Two months ago, Apple introduced two new products to its tablet lineup. The iPad mini with Retina display, and the iPad Air. Now the question to be answered is, what sets these two apart?
The iPad Air retains its 9.7 inch display that it has had since the first iPad in 2010. Inside it has the newest processor (A7 with an M7 co-processor for you curious geeky types) and runs iOS 7. It is rated for 10 hours of batter life and has an updated design with thinner side bezels than its older counterparts. The iPad Air got its name from shedding a lot of weight from last year’s iPad model, if you go for the wifi only model, and you should, it weighs in at exactly one pound. Otherwise known as, “I can read with this thing while laying in bed and not worry about dropping it on my face” weight. Convenient, really.
On to the iPad mini, it has… all of the same things. No, really. It shares the processor, screen resolution, battery life, and styling with its larger sibling. Differences here can be summed up in one word, size. It seems that Apple doesn’t want people looking down on the mini because it is slower, or has less clarity in the display than the Air. Which, they shouldn’t. The resolution is exactly the same as the Air, but since it is in a 7.9 inch display the clarity is actually higher and touches on the same numbers as the iPhone has had since the iPhone 4 with 326 pixels per inch. They aren’t lying when they say content consumption is gorgeous on these little devices.
So, which should you get?
There isn’t a clear winner here, at least not in the sense of one being considerably better than another. If you plan to do a lot of typing on the virtual keyboard, the Air may be your best bet with more screen real estate to work with. If you aren’t planning to write a novella on it. I would say go for the mini and either save $100 or get the 32GB model for the same price as the 16GB iPad Air.
Additionally, I do not recommend the Cellular+Wifi versions to most people because, most people don’t need it.

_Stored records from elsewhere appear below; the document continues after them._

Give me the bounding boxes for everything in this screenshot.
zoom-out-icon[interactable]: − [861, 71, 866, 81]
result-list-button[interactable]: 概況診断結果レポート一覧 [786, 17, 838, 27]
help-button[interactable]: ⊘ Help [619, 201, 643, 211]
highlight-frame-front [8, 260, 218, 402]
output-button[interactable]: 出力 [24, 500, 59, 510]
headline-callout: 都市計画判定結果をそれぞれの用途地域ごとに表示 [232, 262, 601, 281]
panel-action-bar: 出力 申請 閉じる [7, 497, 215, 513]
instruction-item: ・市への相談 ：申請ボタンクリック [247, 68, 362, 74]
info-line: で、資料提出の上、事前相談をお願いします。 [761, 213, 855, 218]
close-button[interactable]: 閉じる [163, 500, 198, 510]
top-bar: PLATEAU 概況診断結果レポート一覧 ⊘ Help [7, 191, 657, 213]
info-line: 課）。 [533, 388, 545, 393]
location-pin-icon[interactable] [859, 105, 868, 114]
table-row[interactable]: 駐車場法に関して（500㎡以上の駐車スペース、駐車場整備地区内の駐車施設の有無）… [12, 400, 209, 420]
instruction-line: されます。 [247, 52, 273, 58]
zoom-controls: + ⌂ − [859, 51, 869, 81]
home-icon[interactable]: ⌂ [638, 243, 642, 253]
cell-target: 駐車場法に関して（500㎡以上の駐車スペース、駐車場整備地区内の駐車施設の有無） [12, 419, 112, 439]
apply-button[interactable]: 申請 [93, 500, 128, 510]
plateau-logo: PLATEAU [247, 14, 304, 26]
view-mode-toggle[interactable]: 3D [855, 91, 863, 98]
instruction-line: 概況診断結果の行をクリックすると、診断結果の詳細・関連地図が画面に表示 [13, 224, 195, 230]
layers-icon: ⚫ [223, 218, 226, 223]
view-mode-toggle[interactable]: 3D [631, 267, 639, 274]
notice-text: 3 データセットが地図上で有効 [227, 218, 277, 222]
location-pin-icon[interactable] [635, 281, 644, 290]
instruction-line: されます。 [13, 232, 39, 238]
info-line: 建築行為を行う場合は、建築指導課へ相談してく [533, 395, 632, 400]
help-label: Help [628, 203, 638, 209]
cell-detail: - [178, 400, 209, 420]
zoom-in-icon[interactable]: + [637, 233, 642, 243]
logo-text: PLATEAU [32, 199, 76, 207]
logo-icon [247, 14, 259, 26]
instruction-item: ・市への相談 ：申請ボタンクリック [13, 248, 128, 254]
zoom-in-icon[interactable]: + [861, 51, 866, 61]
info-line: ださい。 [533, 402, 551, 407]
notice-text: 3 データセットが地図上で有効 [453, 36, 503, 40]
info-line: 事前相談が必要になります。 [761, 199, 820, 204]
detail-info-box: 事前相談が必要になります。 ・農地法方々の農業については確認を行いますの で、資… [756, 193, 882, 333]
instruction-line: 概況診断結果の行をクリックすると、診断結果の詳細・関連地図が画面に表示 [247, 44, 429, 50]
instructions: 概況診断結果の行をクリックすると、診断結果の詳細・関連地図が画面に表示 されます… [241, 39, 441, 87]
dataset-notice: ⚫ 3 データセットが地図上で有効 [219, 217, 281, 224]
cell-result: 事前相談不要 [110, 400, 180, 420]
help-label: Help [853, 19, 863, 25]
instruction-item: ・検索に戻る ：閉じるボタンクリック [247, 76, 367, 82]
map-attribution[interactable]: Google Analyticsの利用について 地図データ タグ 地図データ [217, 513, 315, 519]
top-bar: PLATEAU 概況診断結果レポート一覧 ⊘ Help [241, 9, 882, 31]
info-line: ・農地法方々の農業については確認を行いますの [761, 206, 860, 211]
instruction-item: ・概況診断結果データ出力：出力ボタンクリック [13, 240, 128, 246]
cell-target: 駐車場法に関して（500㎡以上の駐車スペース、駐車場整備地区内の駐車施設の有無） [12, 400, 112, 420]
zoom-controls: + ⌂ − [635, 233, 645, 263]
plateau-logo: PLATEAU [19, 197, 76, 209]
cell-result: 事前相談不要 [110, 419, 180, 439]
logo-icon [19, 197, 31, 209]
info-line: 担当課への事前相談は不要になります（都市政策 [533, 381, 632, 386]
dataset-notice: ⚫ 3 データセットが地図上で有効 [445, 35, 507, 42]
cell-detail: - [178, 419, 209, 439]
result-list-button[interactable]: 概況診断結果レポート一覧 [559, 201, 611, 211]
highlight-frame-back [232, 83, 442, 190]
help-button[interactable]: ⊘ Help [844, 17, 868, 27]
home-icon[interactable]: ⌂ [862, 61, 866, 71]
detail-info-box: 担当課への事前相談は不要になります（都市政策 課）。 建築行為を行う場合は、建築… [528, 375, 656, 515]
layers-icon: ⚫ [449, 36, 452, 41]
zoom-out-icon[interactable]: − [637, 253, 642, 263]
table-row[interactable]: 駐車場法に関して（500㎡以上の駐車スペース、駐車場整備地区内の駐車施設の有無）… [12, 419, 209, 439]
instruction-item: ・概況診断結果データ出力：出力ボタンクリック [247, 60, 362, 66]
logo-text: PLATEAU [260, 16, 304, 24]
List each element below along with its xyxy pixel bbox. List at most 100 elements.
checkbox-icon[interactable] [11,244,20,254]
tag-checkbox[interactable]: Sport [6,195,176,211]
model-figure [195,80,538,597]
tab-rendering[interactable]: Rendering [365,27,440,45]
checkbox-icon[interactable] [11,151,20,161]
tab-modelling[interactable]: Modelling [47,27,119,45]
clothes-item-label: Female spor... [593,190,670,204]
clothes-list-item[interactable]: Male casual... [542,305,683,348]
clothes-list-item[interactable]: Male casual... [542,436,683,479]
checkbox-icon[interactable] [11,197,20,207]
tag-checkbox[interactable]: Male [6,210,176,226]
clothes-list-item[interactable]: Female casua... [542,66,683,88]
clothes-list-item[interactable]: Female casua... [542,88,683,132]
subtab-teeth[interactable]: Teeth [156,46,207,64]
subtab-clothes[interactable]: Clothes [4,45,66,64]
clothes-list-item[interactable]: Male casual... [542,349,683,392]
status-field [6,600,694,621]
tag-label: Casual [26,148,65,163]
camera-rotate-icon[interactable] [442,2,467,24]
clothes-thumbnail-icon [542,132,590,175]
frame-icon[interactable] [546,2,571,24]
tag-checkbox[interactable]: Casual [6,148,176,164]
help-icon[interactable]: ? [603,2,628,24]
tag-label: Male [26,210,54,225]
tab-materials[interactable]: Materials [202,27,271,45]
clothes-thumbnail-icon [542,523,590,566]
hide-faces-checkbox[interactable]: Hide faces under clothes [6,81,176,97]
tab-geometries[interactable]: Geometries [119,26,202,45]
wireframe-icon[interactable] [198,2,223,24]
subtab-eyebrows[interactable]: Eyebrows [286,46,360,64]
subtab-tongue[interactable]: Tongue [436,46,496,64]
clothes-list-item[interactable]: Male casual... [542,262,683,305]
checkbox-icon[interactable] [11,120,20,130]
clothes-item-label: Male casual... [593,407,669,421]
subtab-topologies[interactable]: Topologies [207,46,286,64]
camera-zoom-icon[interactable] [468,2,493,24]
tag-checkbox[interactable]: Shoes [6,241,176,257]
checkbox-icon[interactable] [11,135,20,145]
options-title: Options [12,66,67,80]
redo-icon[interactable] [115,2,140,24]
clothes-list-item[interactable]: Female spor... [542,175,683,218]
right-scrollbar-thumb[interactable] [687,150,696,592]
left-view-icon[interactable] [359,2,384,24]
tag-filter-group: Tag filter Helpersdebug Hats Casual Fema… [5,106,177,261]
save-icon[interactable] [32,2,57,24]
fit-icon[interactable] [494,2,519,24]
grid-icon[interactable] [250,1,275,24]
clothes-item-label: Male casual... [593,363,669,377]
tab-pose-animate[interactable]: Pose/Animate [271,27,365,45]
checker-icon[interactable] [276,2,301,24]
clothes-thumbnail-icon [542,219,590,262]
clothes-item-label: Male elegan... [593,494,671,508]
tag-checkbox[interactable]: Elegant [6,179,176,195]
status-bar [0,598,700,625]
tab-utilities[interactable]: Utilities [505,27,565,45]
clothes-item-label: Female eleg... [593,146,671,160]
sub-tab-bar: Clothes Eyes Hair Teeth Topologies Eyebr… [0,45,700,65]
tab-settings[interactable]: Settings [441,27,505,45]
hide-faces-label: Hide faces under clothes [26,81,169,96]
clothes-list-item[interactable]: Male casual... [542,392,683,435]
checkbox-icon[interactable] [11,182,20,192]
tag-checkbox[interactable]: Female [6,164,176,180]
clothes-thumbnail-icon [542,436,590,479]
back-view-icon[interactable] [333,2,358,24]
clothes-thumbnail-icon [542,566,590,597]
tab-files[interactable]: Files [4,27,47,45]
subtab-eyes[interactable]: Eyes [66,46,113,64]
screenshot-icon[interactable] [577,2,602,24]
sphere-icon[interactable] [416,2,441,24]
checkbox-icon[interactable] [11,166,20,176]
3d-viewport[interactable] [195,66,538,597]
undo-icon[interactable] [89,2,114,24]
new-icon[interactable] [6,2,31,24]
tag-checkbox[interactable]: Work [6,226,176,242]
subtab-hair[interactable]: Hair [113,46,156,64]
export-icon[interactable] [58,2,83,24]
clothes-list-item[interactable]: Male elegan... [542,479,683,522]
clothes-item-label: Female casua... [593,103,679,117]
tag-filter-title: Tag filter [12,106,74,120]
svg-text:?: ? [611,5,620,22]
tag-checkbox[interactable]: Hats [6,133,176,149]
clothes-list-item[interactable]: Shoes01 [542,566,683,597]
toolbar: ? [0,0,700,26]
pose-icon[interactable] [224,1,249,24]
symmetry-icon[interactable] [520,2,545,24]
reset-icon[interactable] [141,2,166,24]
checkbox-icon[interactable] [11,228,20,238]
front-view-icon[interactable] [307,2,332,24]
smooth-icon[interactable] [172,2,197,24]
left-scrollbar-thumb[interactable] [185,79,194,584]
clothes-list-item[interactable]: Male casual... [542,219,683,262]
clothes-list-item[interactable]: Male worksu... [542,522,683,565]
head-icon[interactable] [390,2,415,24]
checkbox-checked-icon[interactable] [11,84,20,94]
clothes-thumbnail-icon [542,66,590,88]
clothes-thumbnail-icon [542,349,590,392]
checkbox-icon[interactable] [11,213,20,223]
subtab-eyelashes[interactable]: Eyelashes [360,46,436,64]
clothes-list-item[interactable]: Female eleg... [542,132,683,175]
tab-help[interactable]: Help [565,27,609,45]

It’s an added expense for them and it winds up laying dormant. If you know you need it, get it. If you’re on the fence, think long and hard about that extra $130 and tying yourself to a carrier, not by contract but by the fact that each iPad can only work on the carrier you choose when you purchase. That and the fact that most phones can broadcast a hotspot should make it very easy to live without it on your iPad.